What is a Trigonometric ratio?
Definition
The ratio between sides of a right triangle is called a trigonometric ratio.
Introduction
In a right triangle, there are three sides and each side has some length naturally. The length of a side can be compared with the length of another side to exactly know how many times a side is to another side of a right-angled triangle. The comparison between any two sides is calculated mathematically by the concept of ratio.
The two different concepts triangle and ratio are combined to compare the sides of a triangle in trigonometry. So, the ratio between any two sides of a right-angled triangle is called the trigonometric ratio.
Now, let’s clearly learn what a trigonometric ratio really is in trigonometry from a visual example.
In a right-angled triangle, the names of three edges are opposite side, adjacent side and hypotenuse, and every side has measurable length. Now, the ratio between any two sides can be calculated mathematically by division and their quotient is called a trigonometric ratio.

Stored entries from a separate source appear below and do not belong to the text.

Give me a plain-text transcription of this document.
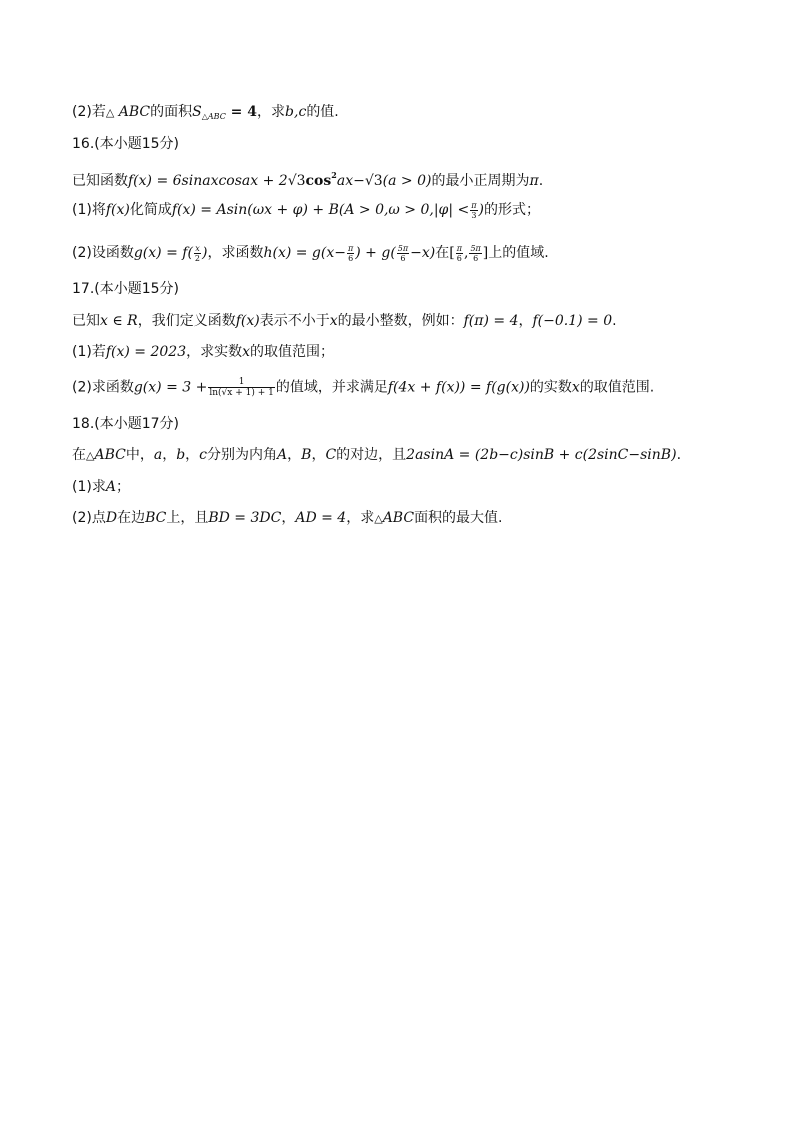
(2)若△ ABC的面积$S_{\triangle ABC} = 4$，求b,c的值.
16.(本小题15分)
已知函数f(x) = 6sinaxcosax + $2√3\cos^2ax-√3(a > 0)$的最小正周期为π.
(1)将f(x)化简成$f(x) = Asin(\omega x + \varphi) + B(A > 0,\omega > 0,|\varphi| < \frac{\pi}{3}$ )的形式；
(2)设函数$g(x) = f( \frac{x}{2}$ )，求函数$h(x) = g(x- \frac{\pi}{6}$ ) + $g( \frac{5\pi}{6} -x)$在[ $\frac{\pi}{6}$ , $\frac{5\pi}{6}$ ]上的值域.
17.(本小题15分)
已知x ∈ R，我们定义函数f(x)表示不小于x的最小整数，例如：f(π) = 4，f(−0.1) = 0.
(1)若f(x) = 2023，求实数x的取值范围；
(2)求函数$g(x) = 3 + \frac{1}{\ln(√x + 1) + 1}$ 的值域，并求满足f(4x + f(x)) = f(g(x))的实数x的取值范围.
18.(本小题17分)
在△ABC中，a，b，c分别为内角A，B，C的对边，且2asinA = (2b−c)sinB + c(2sinC−sinB).
(1)求A；
(2)点D在边BC上，且BD = 3DC，AD = 4，求△ABC面积的最大值.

For example, let’s calculate the ratio of opposite side’s length to the length of adjacent side. It is calculated mathematically by division as follows.
Example
$Trigonometric \, Ratio$ $\,=\,$ $\dfrac{Opposite \, side}{Adjacent \, side}$
Likewise, there are five more ratios in trigonometry and let’s know each trigonometric ratio one after one.

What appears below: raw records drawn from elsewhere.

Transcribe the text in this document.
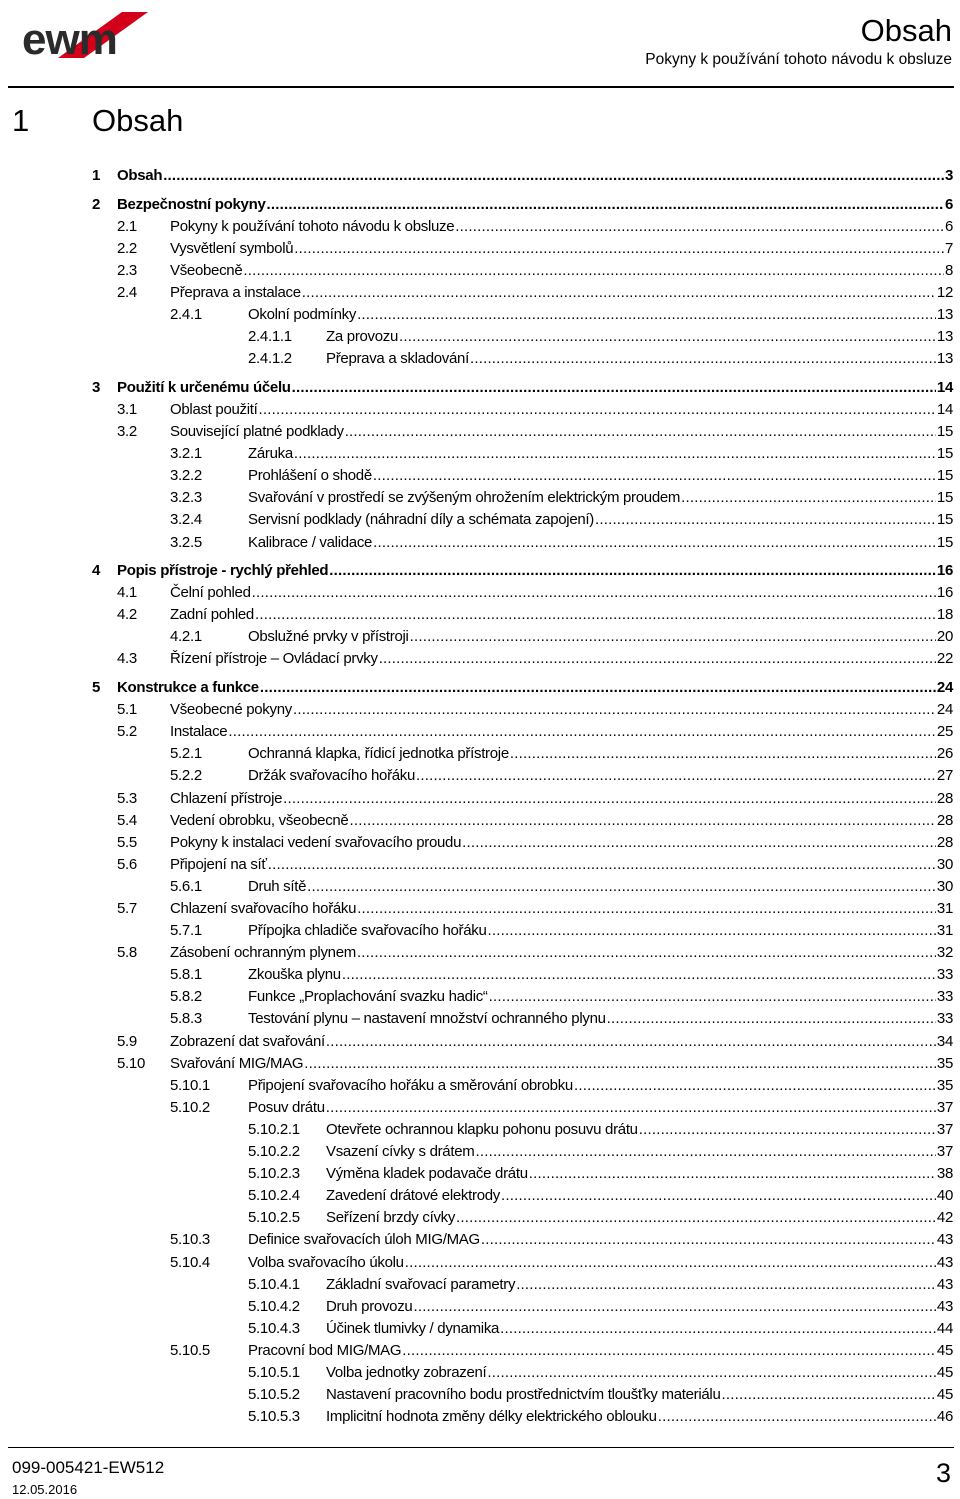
ewm	Obsah
Pokyny k používání tohoto návodu k obsluze
1 Obsah
1 Obsah .....	3
2 Bezpečnostní pokyny .....	6
2.1 Pokyny k používání tohoto návodu k obsluze .....	6
2.2 Vysvětlení symbolů .....	7
2.3 Všeobecně .....	8
2.4 Přeprava a instalace .....	12
2.4.1	Okolní podmínky .....	13
2.4.1.1 Za provozu .....	13
2.4.1.2 Přeprava a skladování .....	13
3 Použití k určenému účelu .....	14
3.1 Oblast použití .....	14
3.2 Související platné podklady .....	15
3.2.1	Záruka .....	15
3.2.2	Prohlášení o shodě .....	15
3.2.3	Svařování v prostředí se zvýšeným ohrožením elektrickým proudem .....	15
3.2.4	Servisní podklady (náhradní díly a schémata zapojení) .....	15
3.2.5	Kalibrace / validace .....	15
4 Popis přístroje - rychlý přehled .....	16
4.1 Čelní pohled .....	16
4.2 Zadní pohled .....	18
4.2.1	Obslužné prvky v přístroji .....	20
4.3 Řízení přístroje – Ovládací prvky .....	22
5 Konstrukce a funkce .....	24
5.1 Všeobecné pokyny .....	24
5.2 Instalace .....	25
5.2.1	Ochranná klapka, řídicí jednotka přístroje .....	26
5.2.2	Držák svařovacího hořáku .....	27
5.3 Chlazení přístroje .....	28
5.4 Vedení obrobku, všeobecně .....	28
5.5 Pokyny k instalaci vedení svařovacího proudu .....	28
5.6 Připojení na síť .....	30
5.6.1	Druh sítě .....	30
5.7 Chlazení svařovacího hořáku .....	31
5.7.1	Přípojka chladiče svařovacího hořáku .....	31
5.8 Zásobení ochranným plynem .....	32
5.8.1	Zkouška plynu .....	33
5.8.2	Funkce „Proplachování svazku hadic“ .....	33
5.8.3	Testování plynu – nastavení množství ochranného plynu .....	33
5.9 Zobrazení dat svařování .....	34
5.10 Svařování MIG/MAG .....	35
5.10.1	Připojení svařovacího hořáku a směrování obrobku .....	35
5.10.2	Posuv drátu .....	37
5.10.2.1 Otevřete ochrannou klapku pohonu posuvu drátu .....	37
5.10.2.2 Vsazení cívky s drátem .....	37
5.10.2.3 Výměna kladek podavače drátu .....	38
5.10.2.4 Zavedení drátové elektrody .....	40
5.10.2.5 Seřízení brzdy cívky .....	42
5.10.3	Definice svařovacích úloh MIG/MAG .....	43
5.10.4	Volba svařovacího úkolu .....	43
5.10.4.1 Základní svařovací parametry .....	43
5.10.4.2 Druh provozu .....	43
5.10.4.3 Účinek tlumivky / dynamika .....	44
5.10.5	Pracovní bod MIG/MAG .....	45
5.10.5.1 Volba jednotky zobrazení .....	45
5.10.5.2 Nastavení pracovního bodu prostřednictvím tloušťky materiálu .....	45
5.10.5.3 Implicitní hodnota změny délky elektrického oblouku .....	46
099-005421-EW512
12.05.2016
3
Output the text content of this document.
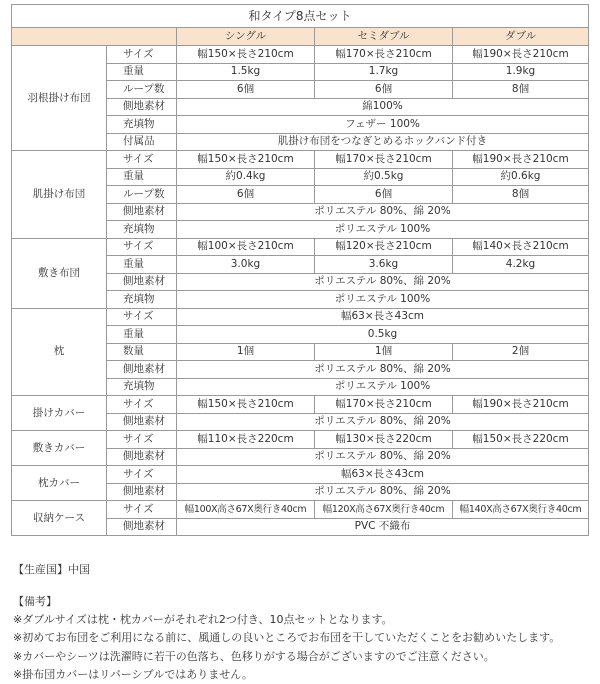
和タイプ8点セット				
		シングル	セミダブル	ダブル
羽根掛け布団	サイズ	幅150×長さ210cm	幅170×長さ210cm	幅190×長さ210cm
	重量	1.5kg	1.7kg	1.9kg
	ループ数	6個	6個	8個
	側地素材	綿100%		
	充填物	フェザー 100%		
	付属品	肌掛け布団をつなぎとめるホックバンド付き		
肌掛け布団	サイズ	幅150×長さ210cm	幅170×長さ210cm	幅190×長さ210cm
	重量	約0.4kg	約0.5kg	約0.6kg
	ループ数	6個	6個	8個
	側地素材	ポリエステル 80%、綿 20%		
	充填物	ポリエステル 100%		
敷き布団	サイズ	幅100×長さ210cm	幅120×長さ210cm	幅140×長さ210cm
	重量	3.0kg	3.6kg	4.2kg
	側地素材	ポリエステル 80%、綿 20%		
	充填物	ポリエステル 100%		
枕	サイズ	幅63×長さ43cm		
	重量	0.5kg		
	数量	1個	1個	2個
	側地素材	ポリエステル 80%、綿 20%		
	充填物	ポリエステル 100%		
掛けカバー	サイズ	幅150×長さ210cm	幅170×長さ210cm	幅190×長さ210cm
	側地素材	ポリエステル 80%、綿 20%		
敷きカバー	サイズ	幅110×長さ220cm	幅130×長さ220cm	幅150×長さ220cm
	側地素材	ポリエステル 80%、綿 20%		
枕カバー	サイズ	幅63×長さ43cm		
	側地素材	ポリエステル 80%、綿 20%		
収納ケース	サイズ	幅100X高さ67X奥行き40cm	幅120X高さ67X奥行き40cm	幅140X高さ67X奥行き40cm
	側地素材	PVC 不織布		
【生産国】中国
【備考】
※ダブルサイズは枕・枕カバーがそれぞれ2つ付き、10点セットとなります。
※初めてお布団をご利用になる前に、風通しの良いところでお布団を干していただくことをお勧めいたします。
※カバーやシーツは洗濯時に若干の色落ち、色移りがする場合がございますのでご注意ください。
※掛布団カバーはリバーシブルではありません。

List of Trigonometric Ratios
In trigonometry, there are six ways to calculate the ratio between every two sides with three sides of a right triangle. So, the following are the six ratios between edges of a right-angled triangle in mathematical form.

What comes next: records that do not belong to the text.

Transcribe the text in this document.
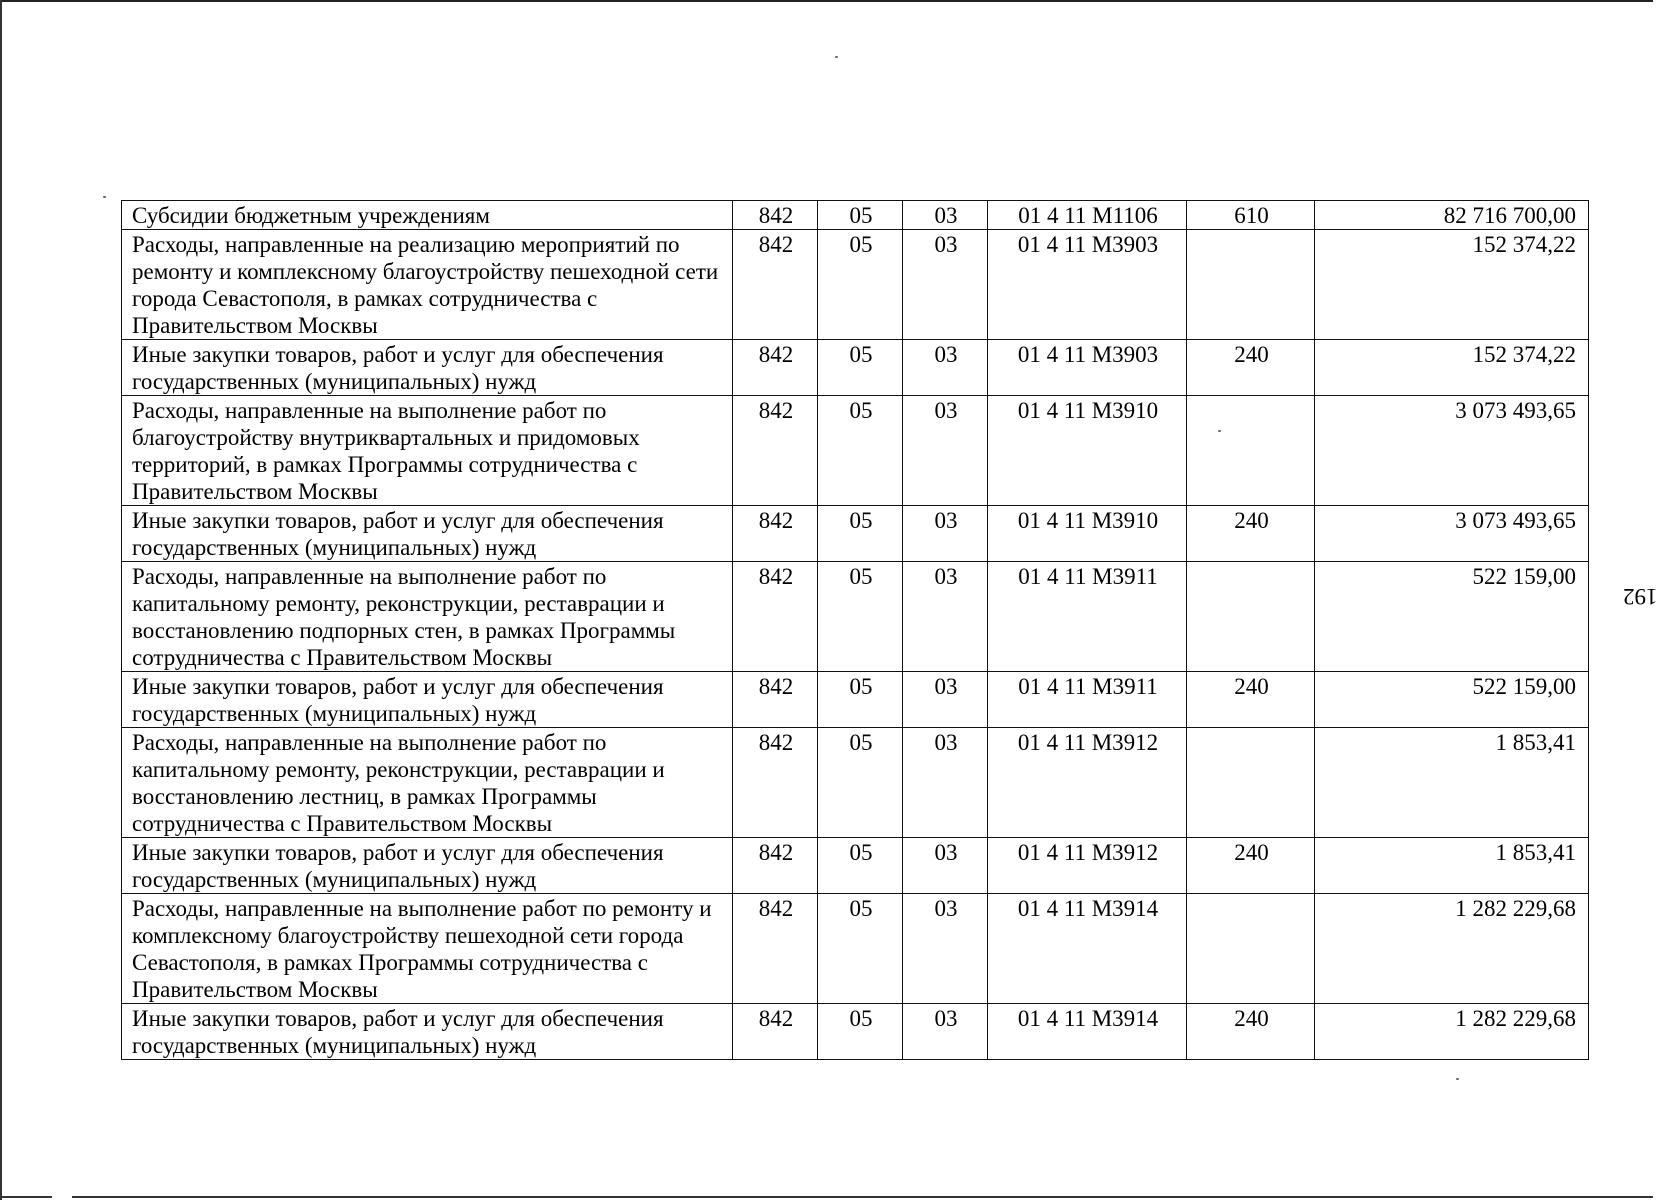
Субсидии бюджетным учреждениям	842	05	03	01 4 11 М1106	610	82 716 700,00
Расходы, направленные на реализацию мероприятий по ремонту и комплексному благоустройству пешеходной сети города Севастополя, в рамках сотрудничества с Правительством Москвы	842	05	03	01 4 11 М3903		152 374,22
Иные закупки товаров, работ и услуг для обеспечения государственных (муниципальных) нужд	842	05	03	01 4 11 М3903	240	152 374,22
Расходы, направленные на выполнение работ по благоустройству внутриквартальных и придомовых территорий, в рамках Программы сотрудничества с Правительством Москвы	842	05	03	01 4 11 М3910		3 073 493,65
Иные закупки товаров, работ и услуг для обеспечения государственных (муниципальных) нужд	842	05	03	01 4 11 М3910	240	3 073 493,65
Расходы, направленные на выполнение работ по капитальному ремонту, реконструкции, реставрации и восстановлению подпорных стен, в рамках Программы сотрудничества с Правительством Москвы	842	05	03	01 4 11 М3911		522 159,00
Иные закупки товаров, работ и услуг для обеспечения государственных (муниципальных) нужд	842	05	03	01 4 11 М3911	240	522 159,00
Расходы, направленные на выполнение работ по капитальному ремонту, реконструкции, реставрации и восстановлению лестниц, в рамках Программы сотрудничества с Правительством Москвы	842	05	03	01 4 11 М3912		1 853,41
Иные закупки товаров, работ и услуг для обеспечения государственных (муниципальных) нужд	842	05	03	01 4 11 М3912	240	1 853,41
Расходы, направленные на выполнение работ по ремонту и комплексному благоустройству пешеходной сети города Севастополя, в рамках Программы сотрудничества с Правительством Москвы	842	05	03	01 4 11 М3914		1 282 229,68
Иные закупки товаров, работ и услуг для обеспечения государственных (муниципальных) нужд	842	05	03	01 4 11 М3914	240	1 282 229,68
192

$\dfrac{Opposite \, side}{Hypotenuse}$
$\dfrac{Adjacent \, side}{Hypotenuse}$
$\dfrac{Opposite \, side}{Adjacent \, side}$
$\dfrac{Adjacent \, side}{Opposite \, side}$
$\dfrac{Hypotenuse}{Adjacent \, side}$
$\dfrac{Hypotenuse}{Opposite \, side}$
Each ratio between every two sides of a right-angled triangle is called a trigonometric ratio, whereas, expressing each ratio as a trigonometric ratio creates confusion in us while discussing about a particular trigonometric ratio. So, a special name for each trigonometric ratio is essential to exactly know whichever trigonometric ratio we talk about.
Names of Trigonometric Ratios
The following are the six special names for six trigonometric ratios.
$Sine$ $\,=\,$ $\dfrac{Opposite \, side}{Hypotenuse}$
$Cosine$ $\,=\,$ $\dfrac{Adjacent \, side}{Hypotenuse}$
$Tangent$ $\,=\,$ $\dfrac{Opposite \, side}{Adjacent \, side}$
$Cotangent$ $\,=\,$ $\dfrac{Adjacent \, side}{Opposite \, side}$
$Secant$ $\,=\,$ $\dfrac{Hypotenuse}{Adjacent \, side}$
$Cosecant$ $\,=\,$ $\dfrac{Hypotenuse}{Opposite \, side}$
Now, remember the trigonometric ratios by their names and let’s start learning the trigonometry further.